Macfarlane hits out at APRA

Former Reserve Bank governor has taken a pot shot at the prudential regulator.

Former Reserve Bank governor Ian Macfarlane has taken a pot shot at the prudential regulator over its hardline application of global bank reforms to the local financial services industry.

In a personal submission to the financial system inquiry, made in his capacity as an ANZ non-executive director, Mr Macfarlane questions why the Australian Prudential Regulation Authority seems “so keen to exceed the international norm”.

“This overachievement is most apparent in the extremely string­ent definition of capital applied in Australia,” he says.

The former RBA governor echoes some of ANZ’s criticisms in its submission, particularly the requirement for Australian banks to deduct from their capital ratios the entire equity position they own in listed overseas banks.

ANZ holds a number of these partnership interests, which the bank is reviewing as a result of the new capital rules and other factors, such as the lack of any pathway to control.

Where it’s not possible to expand in Asia using its own brand, or to build controlling stakes, ANZ is now looking to exit minority positions unless the joint venture is strategic and working well, such as the 24 per cent stake in AMMB Bank of Malaysia and the 20 per cent holding in Shanghai Rural Commercial Bank.

Mr Macfarlane says there is room for argument about the value to assign to the partnership interests.

“(But) it is hard to believe they are worthless,” he says.

Such interpretations, he says, mean an Australian bank reporting its capital ratio has to show a number lower than it would on an internationally harmonised basis. This meant that local banks were more highly capitalised than they appeared to be.

Mr Macfarlane says there was a temptation for regulators to err on the tough side.

While there was an advantage in this, particularly in crisis-prone countries, there was a cost at the margin in terms of the competitiveness of Australian banks.

A further example of APRA’s desire to overachieve was its decision to implement certain commitments earlier than required under the Basel III capital and liquidity timetable.

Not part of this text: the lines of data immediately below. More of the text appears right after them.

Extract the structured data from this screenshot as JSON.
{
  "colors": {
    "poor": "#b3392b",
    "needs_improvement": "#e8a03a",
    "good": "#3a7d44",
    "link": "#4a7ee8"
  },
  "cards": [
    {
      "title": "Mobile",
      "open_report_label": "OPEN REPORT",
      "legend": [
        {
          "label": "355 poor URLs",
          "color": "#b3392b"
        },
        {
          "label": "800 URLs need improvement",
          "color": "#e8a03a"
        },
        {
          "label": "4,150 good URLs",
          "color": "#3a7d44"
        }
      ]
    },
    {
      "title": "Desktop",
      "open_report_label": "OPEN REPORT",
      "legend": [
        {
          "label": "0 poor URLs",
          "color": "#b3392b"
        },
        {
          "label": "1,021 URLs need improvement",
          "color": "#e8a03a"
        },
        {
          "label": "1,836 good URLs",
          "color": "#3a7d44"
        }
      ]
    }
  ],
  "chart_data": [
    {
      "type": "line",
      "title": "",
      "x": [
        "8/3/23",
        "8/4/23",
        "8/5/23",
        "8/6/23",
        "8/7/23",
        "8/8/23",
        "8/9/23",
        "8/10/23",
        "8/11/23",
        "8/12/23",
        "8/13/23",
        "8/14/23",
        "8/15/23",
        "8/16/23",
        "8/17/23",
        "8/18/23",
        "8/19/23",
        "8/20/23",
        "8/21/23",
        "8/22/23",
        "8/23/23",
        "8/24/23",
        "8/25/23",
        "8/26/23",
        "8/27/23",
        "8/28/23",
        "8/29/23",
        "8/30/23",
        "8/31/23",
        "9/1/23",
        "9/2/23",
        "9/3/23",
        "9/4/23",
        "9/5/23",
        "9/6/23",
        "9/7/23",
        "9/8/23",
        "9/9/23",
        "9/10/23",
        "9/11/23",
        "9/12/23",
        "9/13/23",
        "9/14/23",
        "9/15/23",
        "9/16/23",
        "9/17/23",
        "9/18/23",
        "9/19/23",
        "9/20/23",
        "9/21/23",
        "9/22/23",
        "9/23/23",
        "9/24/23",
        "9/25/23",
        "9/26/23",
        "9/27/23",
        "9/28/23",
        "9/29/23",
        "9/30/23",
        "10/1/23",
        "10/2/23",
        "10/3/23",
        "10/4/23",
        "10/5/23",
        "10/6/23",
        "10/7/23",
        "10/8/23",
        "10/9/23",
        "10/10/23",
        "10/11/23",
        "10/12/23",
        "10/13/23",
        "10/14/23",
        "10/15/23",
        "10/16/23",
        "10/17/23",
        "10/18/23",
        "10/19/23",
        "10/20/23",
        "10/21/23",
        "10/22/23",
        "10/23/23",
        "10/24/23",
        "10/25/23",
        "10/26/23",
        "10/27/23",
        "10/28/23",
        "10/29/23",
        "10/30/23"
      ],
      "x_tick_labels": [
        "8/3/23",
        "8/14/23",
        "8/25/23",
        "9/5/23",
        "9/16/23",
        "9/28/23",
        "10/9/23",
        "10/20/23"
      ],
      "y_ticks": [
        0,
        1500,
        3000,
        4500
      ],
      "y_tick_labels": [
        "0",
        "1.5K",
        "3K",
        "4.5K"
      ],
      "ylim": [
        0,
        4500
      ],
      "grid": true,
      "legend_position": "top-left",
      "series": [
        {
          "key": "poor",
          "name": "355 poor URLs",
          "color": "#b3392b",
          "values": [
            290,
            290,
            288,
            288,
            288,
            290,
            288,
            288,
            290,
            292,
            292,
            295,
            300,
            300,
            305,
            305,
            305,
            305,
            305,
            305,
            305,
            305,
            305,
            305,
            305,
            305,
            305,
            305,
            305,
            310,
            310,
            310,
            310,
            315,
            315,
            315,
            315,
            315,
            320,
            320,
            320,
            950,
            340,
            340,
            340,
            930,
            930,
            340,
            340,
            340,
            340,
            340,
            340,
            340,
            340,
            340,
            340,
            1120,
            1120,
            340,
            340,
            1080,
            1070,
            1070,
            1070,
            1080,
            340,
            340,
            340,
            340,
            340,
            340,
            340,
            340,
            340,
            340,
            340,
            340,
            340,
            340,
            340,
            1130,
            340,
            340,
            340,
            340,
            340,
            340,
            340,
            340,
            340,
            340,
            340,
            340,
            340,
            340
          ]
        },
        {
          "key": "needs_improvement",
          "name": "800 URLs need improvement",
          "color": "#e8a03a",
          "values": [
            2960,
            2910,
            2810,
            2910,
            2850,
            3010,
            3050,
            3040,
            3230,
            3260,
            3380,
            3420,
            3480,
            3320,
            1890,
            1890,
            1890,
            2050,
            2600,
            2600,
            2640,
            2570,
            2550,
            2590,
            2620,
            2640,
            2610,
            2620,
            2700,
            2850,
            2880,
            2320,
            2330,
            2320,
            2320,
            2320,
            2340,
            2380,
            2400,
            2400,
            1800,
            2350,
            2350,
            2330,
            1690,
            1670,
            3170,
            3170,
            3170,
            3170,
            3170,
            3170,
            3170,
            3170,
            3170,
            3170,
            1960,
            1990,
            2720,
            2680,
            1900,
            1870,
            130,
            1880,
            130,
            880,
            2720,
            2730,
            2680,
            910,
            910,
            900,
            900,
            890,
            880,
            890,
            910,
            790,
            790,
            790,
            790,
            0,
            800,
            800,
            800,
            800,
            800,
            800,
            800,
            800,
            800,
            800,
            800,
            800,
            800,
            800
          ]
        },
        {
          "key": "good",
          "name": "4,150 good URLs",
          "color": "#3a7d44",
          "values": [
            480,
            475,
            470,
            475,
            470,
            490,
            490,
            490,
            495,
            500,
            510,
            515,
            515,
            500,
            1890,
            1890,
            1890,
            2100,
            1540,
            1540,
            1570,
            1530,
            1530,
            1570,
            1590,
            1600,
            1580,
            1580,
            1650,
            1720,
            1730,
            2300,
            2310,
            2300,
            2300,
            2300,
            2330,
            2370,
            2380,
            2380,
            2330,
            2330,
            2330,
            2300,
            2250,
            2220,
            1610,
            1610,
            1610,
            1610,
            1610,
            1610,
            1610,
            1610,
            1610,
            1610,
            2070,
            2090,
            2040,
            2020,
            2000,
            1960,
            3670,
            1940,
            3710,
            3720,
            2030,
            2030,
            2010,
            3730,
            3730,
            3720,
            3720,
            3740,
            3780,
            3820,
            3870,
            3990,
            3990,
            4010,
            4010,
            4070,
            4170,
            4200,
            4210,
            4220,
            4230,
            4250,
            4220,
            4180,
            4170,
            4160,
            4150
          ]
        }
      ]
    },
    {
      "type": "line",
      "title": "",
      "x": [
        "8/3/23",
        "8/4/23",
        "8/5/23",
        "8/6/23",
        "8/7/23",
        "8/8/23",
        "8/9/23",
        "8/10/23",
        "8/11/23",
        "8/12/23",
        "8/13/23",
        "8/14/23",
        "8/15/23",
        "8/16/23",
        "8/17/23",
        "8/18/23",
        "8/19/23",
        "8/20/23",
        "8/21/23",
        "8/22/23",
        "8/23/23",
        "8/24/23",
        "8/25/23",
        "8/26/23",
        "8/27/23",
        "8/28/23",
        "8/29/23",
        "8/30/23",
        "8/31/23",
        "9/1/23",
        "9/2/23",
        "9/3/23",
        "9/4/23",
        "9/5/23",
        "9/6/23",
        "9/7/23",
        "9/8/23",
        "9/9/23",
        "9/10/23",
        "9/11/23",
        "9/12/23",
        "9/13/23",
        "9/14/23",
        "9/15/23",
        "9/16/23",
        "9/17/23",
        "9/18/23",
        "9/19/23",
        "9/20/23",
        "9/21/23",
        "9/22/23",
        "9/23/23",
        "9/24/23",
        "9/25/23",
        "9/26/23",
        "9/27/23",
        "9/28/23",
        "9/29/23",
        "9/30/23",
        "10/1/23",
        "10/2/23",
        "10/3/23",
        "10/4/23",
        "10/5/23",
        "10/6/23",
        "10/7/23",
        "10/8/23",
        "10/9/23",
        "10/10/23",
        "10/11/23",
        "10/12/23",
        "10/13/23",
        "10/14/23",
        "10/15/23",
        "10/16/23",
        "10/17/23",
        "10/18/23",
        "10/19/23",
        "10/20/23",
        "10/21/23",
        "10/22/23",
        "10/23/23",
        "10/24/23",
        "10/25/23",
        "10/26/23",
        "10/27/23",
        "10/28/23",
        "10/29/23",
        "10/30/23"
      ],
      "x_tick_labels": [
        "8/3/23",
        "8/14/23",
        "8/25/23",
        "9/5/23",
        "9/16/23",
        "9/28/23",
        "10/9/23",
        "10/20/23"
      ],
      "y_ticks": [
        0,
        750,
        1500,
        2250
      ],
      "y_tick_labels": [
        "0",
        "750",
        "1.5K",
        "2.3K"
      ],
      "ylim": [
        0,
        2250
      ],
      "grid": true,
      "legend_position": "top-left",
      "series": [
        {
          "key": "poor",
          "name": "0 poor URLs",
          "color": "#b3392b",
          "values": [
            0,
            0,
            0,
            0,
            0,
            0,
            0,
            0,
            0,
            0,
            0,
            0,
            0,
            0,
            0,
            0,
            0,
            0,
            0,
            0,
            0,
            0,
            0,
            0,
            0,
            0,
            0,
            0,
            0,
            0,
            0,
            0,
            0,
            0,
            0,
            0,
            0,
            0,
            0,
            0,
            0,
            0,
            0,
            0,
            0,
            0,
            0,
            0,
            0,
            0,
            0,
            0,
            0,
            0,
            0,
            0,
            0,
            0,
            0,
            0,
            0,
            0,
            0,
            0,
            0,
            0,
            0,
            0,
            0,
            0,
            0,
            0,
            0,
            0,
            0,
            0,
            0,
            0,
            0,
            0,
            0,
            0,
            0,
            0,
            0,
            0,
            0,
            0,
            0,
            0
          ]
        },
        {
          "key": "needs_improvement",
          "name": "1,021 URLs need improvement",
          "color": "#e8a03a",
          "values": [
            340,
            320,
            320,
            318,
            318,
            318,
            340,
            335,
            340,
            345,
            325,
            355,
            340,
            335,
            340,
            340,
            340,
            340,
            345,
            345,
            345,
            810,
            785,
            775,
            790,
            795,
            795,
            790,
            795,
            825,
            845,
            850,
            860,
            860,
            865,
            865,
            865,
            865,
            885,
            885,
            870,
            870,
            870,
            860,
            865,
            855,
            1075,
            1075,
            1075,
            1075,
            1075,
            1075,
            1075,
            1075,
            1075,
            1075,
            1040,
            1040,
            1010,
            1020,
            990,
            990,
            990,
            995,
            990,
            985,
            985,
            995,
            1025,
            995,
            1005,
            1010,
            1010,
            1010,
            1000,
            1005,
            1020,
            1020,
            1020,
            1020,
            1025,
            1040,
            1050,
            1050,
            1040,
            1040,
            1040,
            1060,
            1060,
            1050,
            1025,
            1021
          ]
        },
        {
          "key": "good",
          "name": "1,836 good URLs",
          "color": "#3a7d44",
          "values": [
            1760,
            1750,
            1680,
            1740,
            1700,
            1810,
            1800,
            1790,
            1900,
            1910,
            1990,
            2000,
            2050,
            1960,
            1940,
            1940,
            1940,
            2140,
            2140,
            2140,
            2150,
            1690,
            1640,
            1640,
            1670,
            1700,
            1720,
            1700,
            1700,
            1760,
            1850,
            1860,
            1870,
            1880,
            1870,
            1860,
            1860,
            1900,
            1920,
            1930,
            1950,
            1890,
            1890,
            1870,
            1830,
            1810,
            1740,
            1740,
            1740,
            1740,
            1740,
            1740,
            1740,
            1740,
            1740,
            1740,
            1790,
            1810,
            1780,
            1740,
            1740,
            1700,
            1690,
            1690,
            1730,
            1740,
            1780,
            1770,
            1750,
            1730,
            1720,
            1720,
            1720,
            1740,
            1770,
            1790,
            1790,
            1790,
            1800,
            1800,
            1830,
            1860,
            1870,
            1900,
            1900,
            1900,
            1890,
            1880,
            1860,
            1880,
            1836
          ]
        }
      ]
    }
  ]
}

Mr Macfarlane is also critical of the classification of the four major banks as systemically important financial institutions, which he says is “unhelpful” in a number of ways. He says the requirement for these banks to add an extra 1 per cent on to their capital ratio applies a capital penalty to the largest and most secure banks — the ones that depositors moved to in the global financial crisis.

“Second, it unfortunately entrenches the concept of ‘too big to fail’, something that all countries have been trying to downplay,” he says.

“By designating four banks as important, it implies that the other banks ... are not important.

“It is therefore not surprising that the public (and the rating agencies) assume that the import­ant ones will receive more official support in a crisis than the unimportant ones.”

Mr Macfarlane says APRA has had to deny this.

However, it was not credible for a government or regulator to promise not to step in and prevent large-scale bank failure in a financial crisis.

“The public know they will, and no amount of words will dispel this expectation,” he says.